To summarize the pros and cons of both approaches:
Tensor subclass | Module swap | |
---|---|---|
Consistency | ✓ The rest of torchao uses tensor subclasses, including PTQ, quantized training, float8 inference, and sparsity. These all use the same quantize_ API. | ✖ Diverges from PTQ flow (not necessarily a con) |
Composability | ✓ Better composability with other tensor subclasses such as DTensor and NestedJaggedTensor | ✖ Pure module swap misses out on potential composability benefits with other tensor subclasses (no clear benefits for QAT today) |
Distributed support | ✖ Currently only supports FSDP2. Internal implementation of each distributed strategy is exposed to the subclass. There are problems with how tensor subclasses interact with FSDP1 and DDP. Fixing these is not a priority for the distributed team. | ✓ Works with any distribution strategy, including non-PyTorch ones like FAIR FSDP |
Developer experience | ✖ Steep learning curve, difficult for new users to extend, confusing error messages | ✓ Easy to understand and extend. Supports module-level features like range learning |
We can separate tensor subclass usage into two categories:
- Injection. This refers to how we insert fake quantization logic into the model. For example, tensor subclass injection means we look for
nn.Linear
modules and swap out the weight tensor, while module swap injection means we look fornn.Linear
modules and swap out the whole module with our customQATLinear
. Today, the tensor subclass flow in torchao uses the former, while the module swap flow uses the latter. - Fake quantization implementation. This refers to how we represent fake quantization during training. We can use our custom
AffineFakeQuantizedTensor
to encode the desired fake quantization configurations, or we can use plaintorch.Tensor
. - We can combine these two in the same flow. For example, use module swap for injection and tensor subclass for data representation.
Long Term Flow
We propose to use module swap for injection and tensor subclass for implementing fake quantization in the long term. This has the following pros and cons compared to the alternatives:
- ✓ Single QAT flow in torchao
- ✓ Lower bar of entry; new users can continue to contribute features quickly
- ✓ Consistent with float8 training in torchao
- ✓ Composes well with other tensor subclasses like DTensor (e.g. cast to int8 before all-gather)

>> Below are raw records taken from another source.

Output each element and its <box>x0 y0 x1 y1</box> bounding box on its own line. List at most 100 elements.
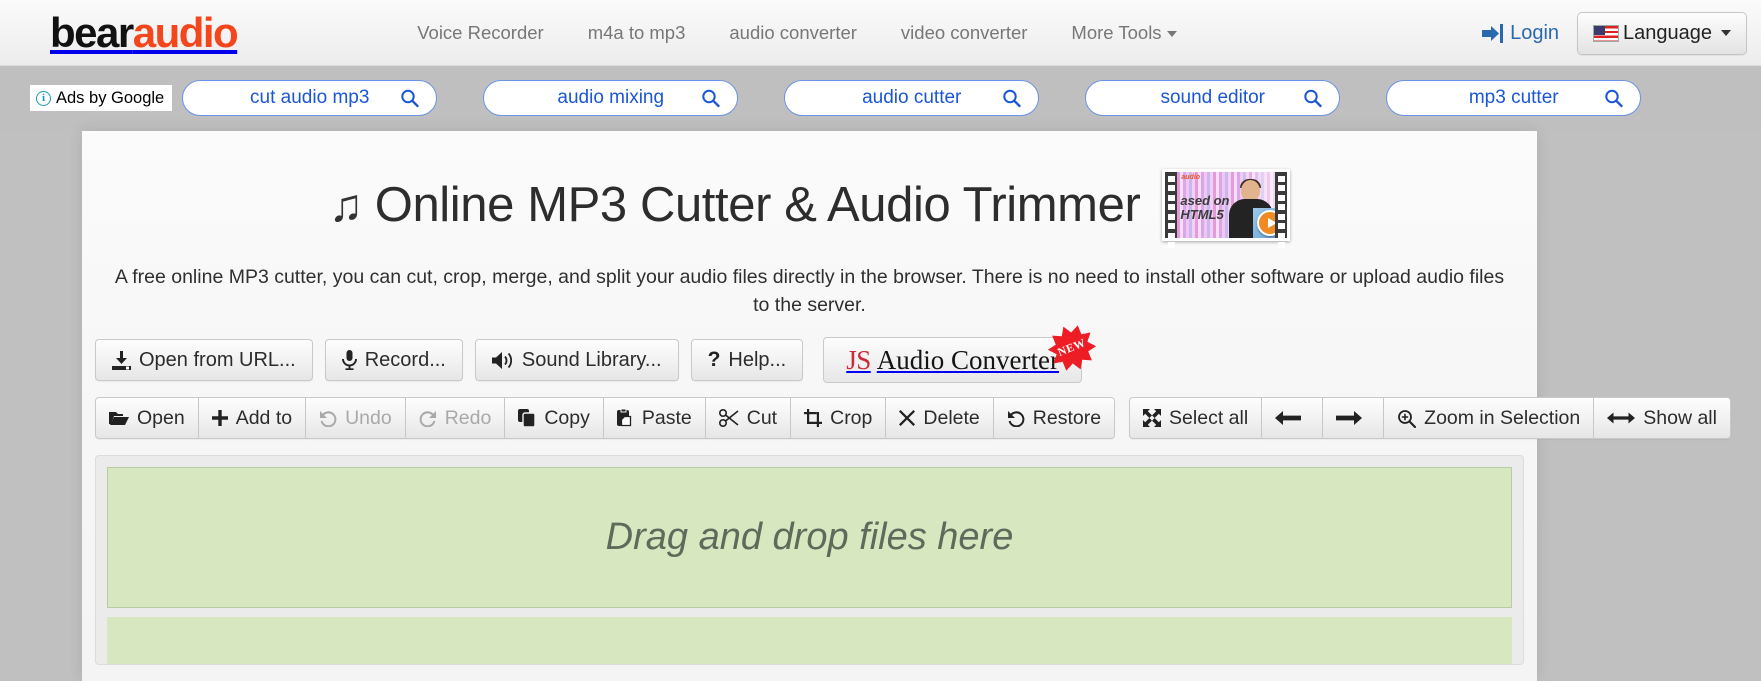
site-logo[interactable]: bearaudio <box>50 8 239 56</box>
toolbar-restore-button[interactable]: Restore <box>993 397 1116 439</box>
js-audio-converter-js-label: JS <box>846 344 871 375</box>
ad-pill-cut-audio-mp3[interactable]: cut audio mp3 <box>182 80 438 116</box>
logo-text-audio: audio <box>132 8 239 56</box>
toolbar-group-edit: Open Add to Undo Redo Copy Paste Cut Cro… <box>95 397 1116 439</box>
nav-item-audio-converter[interactable]: audio converter <box>729 22 857 44</box>
video-thumbnail-inner: audio ased on HTML5 <box>1165 172 1288 238</box>
question-mark-icon: ? <box>707 348 721 371</box>
nav-item-voice-recorder[interactable]: Voice Recorder <box>417 22 543 44</box>
toolbar-paste-button[interactable]: Paste <box>603 397 706 439</box>
language-label: Language <box>1623 21 1712 44</box>
toolbar-select-all-button[interactable]: Select all <box>1129 397 1263 439</box>
help-button[interactable]: ? Help... <box>690 339 804 381</box>
nav-item-video-converter[interactable]: video converter <box>901 22 1027 44</box>
help-label: Help... <box>728 348 787 371</box>
search-icon <box>1002 89 1021 108</box>
js-audio-converter-button[interactable]: JS Audio Converter NEW <box>823 337 1082 383</box>
ads-by-google-label: Ads by Google <box>56 88 165 107</box>
page-title: ♫ Online MP3 Cutter & Audio Trimmer <box>329 177 1141 233</box>
video-caption-line1: ased on <box>1180 193 1230 208</box>
editor-panel: Drag and drop files here <box>95 455 1524 665</box>
toolbar-zoom-in-selection-button[interactable]: Zoom in Selection <box>1384 397 1595 439</box>
nav-item-m4a-to-mp3[interactable]: m4a to mp3 <box>588 22 686 44</box>
toolbar-crop-label: Crop <box>830 406 873 429</box>
waveform-track[interactable] <box>107 617 1512 664</box>
login-button[interactable]: Login <box>1482 22 1559 45</box>
sign-in-icon <box>1482 23 1504 43</box>
search-icon <box>400 89 419 108</box>
microphone-icon <box>341 350 357 370</box>
search-icon <box>1303 89 1322 108</box>
toolbar-undo-button[interactable]: Undo <box>306 397 406 439</box>
video-watermark: audio <box>1181 174 1201 181</box>
toolbar-open-label: Open <box>137 406 185 429</box>
ad-pill-label: cut audio mp3 <box>250 87 370 108</box>
toolbar-cut-button[interactable]: Cut <box>705 397 792 439</box>
ads-by-google-badge[interactable]: i Ads by Google <box>30 85 173 111</box>
video-caption-line2: HTML5 <box>1180 207 1224 222</box>
x-icon <box>899 410 916 426</box>
download-icon <box>112 350 131 370</box>
js-audio-converter-rest-label: Audio Converter <box>876 344 1059 375</box>
toolbar-copy-button[interactable]: Copy <box>505 397 604 439</box>
toolbar-redo-button[interactable]: Redo <box>405 397 506 439</box>
toolbar-show-all-label: Show all <box>1643 406 1717 429</box>
ads-bar: i Ads by Google cut audio mp3 audio mixi… <box>0 66 1761 130</box>
crop-icon <box>804 409 823 427</box>
hero-title-row: ♫ Online MP3 Cutter & Audio Trimmer audi… <box>82 131 1537 248</box>
nav-item-more-tools-label: More Tools <box>1071 21 1162 43</box>
chevron-down-icon <box>1166 30 1177 37</box>
toolbar-cut-label: Cut <box>746 406 778 429</box>
folder-open-icon <box>109 410 129 426</box>
navbar-right: Login Language <box>1482 0 1747 66</box>
ad-pill-sound-editor[interactable]: sound editor <box>1085 80 1341 116</box>
toolbar-crop-button[interactable]: Crop <box>791 397 887 439</box>
scissors-icon <box>718 409 739 427</box>
toolbar-move-right-button[interactable] <box>1323 397 1385 439</box>
music-note-icon: ♫ <box>328 179 364 231</box>
primary-action-row: Open from URL... Record... Sound Library… <box>82 337 1537 383</box>
toolbar-add-to-button[interactable]: Add to <box>198 397 307 439</box>
ad-pill-mp3-cutter[interactable]: mp3 cutter <box>1386 80 1642 116</box>
ad-pill-audio-cutter[interactable]: audio cutter <box>784 80 1040 116</box>
record-label: Record... <box>364 348 446 371</box>
language-button[interactable]: Language <box>1577 11 1747 55</box>
ad-pill-audio-mixing[interactable]: audio mixing <box>483 80 739 116</box>
ad-pill-label: sound editor <box>1160 87 1266 108</box>
copy-icon <box>518 409 537 427</box>
toolbar-open-button[interactable]: Open <box>95 397 199 439</box>
arrows-h-icon <box>1607 411 1636 425</box>
toolbar-redo-label: Redo <box>444 406 492 429</box>
toolbar-zoom-in-selection-label: Zoom in Selection <box>1424 406 1581 429</box>
sound-library-label: Sound Library... <box>521 348 662 371</box>
open-from-url-label: Open from URL... <box>139 348 296 371</box>
ad-pill-label: audio cutter <box>862 87 962 108</box>
toolbar-restore-label: Restore <box>1032 406 1102 429</box>
toolbar-move-left-button[interactable] <box>1262 397 1324 439</box>
open-from-url-button[interactable]: Open from URL... <box>95 339 313 381</box>
zoom-in-icon <box>1397 409 1417 428</box>
arrow-left-icon <box>1275 411 1302 425</box>
page-root: bearaudio Voice Recorder m4a to mp3 audi… <box>0 0 1761 681</box>
toolbar-show-all-button[interactable]: Show all <box>1594 397 1731 439</box>
ad-pill-label: mp3 cutter <box>1468 87 1559 108</box>
sound-library-button[interactable]: Sound Library... <box>474 339 679 381</box>
nav-item-more-tools[interactable]: More Tools <box>1071 21 1177 44</box>
toolbar-undo-label: Undo <box>345 406 392 429</box>
search-icon <box>701 89 720 108</box>
file-dropzone[interactable]: Drag and drop files here <box>107 467 1512 608</box>
video-caption: ased on HTML5 <box>1180 194 1229 222</box>
speaker-icon <box>491 351 514 370</box>
intro-video-thumbnail[interactable]: audio ased on HTML5 <box>1162 169 1291 248</box>
film-strip-right <box>1275 172 1288 248</box>
plus-icon <box>211 410 228 426</box>
ad-pill-label: audio mixing <box>557 87 665 108</box>
page-title-text: Online MP3 Cutter & Audio Trimmer <box>374 178 1141 232</box>
expand-icon <box>1143 409 1162 427</box>
toolbar-delete-button[interactable]: Delete <box>886 397 994 439</box>
paste-icon <box>616 409 634 427</box>
record-button[interactable]: Record... <box>324 339 463 381</box>
editor-toolbar: Open Add to Undo Redo Copy Paste Cut Cro… <box>82 397 1731 439</box>
toolbar-group-view: Select all Zoom in Selection Show all <box>1129 397 1731 439</box>
toolbar-add-to-label: Add to <box>235 406 293 429</box>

- ✖ Need additional work to support all distributed strategies
Note: In the short term, we will continue to use plain torch.Tensor
s for fake quantization due to the lack of general distributed support for tensor subclasses. The distributed strategies we should support before migrating to the long term flow include DDP and FSDP1. Additionally, we should migrate only if tensor subclass composability provides meaningful performance benefits, such as faster fake quantization through efficient int8 kernels.